Папа грубо прерывает ее.
— Думаю, все понимают, зачем мы здесь, — говорит он, уставившись на свой скотч. — То, что я увидел вчера утром, было просто неприемлемо, и я очень беспокоюсь за тебя, Белина. Надеюсь, у тебя было время подумать о своих ошибках и о том, как загладить свою вину перед Богом. — он печально качает головой. — Не обманывай себя, то, что ты совершила — смертный грех самого ужасного рода, но…
Этого достаточно.
Вот и все, что мне нужно, чтобы раздуть мое пламя праведного гнева до уровня, которого уже достиг папа.
Рейф сжимает мою руку. Он верит в меня.
— Папочка, — говорю я бодрым, твердым голосом, каким, как мне кажется, говорила бы, будь я учителем начальных классов, — я много думала, и мне есть что сказать. Я бы хотела высказаться, если ты не против.
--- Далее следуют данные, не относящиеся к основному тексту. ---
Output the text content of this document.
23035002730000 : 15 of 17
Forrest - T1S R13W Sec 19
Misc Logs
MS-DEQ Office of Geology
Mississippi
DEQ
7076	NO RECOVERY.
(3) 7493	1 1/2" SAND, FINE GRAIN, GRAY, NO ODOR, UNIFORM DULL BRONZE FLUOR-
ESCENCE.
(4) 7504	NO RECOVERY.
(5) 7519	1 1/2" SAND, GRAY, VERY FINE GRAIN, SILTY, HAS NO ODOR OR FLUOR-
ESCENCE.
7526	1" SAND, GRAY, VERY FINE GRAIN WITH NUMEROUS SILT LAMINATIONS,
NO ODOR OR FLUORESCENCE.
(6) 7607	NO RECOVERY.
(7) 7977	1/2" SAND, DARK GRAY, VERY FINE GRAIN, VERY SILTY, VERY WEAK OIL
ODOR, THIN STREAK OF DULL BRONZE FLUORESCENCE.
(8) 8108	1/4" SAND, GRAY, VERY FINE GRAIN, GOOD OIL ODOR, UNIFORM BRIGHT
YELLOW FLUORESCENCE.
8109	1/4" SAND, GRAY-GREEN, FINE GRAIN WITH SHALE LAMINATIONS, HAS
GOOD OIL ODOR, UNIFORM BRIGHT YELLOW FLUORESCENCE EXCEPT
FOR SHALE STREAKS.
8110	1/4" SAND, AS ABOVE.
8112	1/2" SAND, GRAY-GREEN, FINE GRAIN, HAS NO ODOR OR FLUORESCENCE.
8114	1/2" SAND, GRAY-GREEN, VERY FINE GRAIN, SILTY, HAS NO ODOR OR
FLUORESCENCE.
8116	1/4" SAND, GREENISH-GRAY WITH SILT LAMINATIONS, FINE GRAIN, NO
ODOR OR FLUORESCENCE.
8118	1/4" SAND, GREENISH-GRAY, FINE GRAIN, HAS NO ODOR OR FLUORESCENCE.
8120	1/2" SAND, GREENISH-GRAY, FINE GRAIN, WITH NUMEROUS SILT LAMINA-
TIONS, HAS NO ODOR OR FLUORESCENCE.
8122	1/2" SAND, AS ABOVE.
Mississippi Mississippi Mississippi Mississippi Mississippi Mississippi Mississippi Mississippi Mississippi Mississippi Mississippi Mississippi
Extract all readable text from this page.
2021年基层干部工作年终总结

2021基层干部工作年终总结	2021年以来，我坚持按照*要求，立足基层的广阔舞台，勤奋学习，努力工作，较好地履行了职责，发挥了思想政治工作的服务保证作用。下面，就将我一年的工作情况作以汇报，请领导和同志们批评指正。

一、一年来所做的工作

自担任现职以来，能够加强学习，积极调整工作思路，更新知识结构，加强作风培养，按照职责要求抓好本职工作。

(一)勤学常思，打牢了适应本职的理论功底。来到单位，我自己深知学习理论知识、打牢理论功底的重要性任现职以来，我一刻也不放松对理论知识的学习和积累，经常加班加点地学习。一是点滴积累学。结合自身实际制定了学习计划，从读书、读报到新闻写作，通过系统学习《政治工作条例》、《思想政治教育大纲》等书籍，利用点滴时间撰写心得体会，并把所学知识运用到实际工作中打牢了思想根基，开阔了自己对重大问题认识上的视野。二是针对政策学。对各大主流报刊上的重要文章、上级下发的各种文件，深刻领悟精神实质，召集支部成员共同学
Он кивает и жестом приглашает меня продолжать.
— Пожалуйста.
— Я искренне сожалею о том, что тебя застало дома, — говорю я первым делом. — Должно быть, для тебя это было огромным потрясением. Мы с Рейфом тоже были в ужасе и хотели бы извиниться.
Папа снова коротко кивает и делает глоток своего напитка. Мама натянуто улыбается мне.
Я выдыхаю.
— Но это единственное, за что я собираюсь извиниться.
Папа вскидывает голову.
Мамино лицо становится похожим на картину.
Рейф крепче сжимает мою руку.
— Прошу прощения, юная леди? — спрашивает папа.
— Эта беседа назревала долго, — я качаю головой. — И я бы хотела, чтобы её не нужно было вести, но это так, и нам придётся. — я разглаживаю свою скромную юбку на коленях, тщательно подбирая следующие слова. — Вы с мамой всегда делали то, что, по вашему мнению, было лучше для нас с Дексом, и я благодарна вам за это. Честно. Но ни разу за все время моего обучения или домашней жизни вы не давали мне разрешения принимать решение о моих собственных убеждениях или духовности.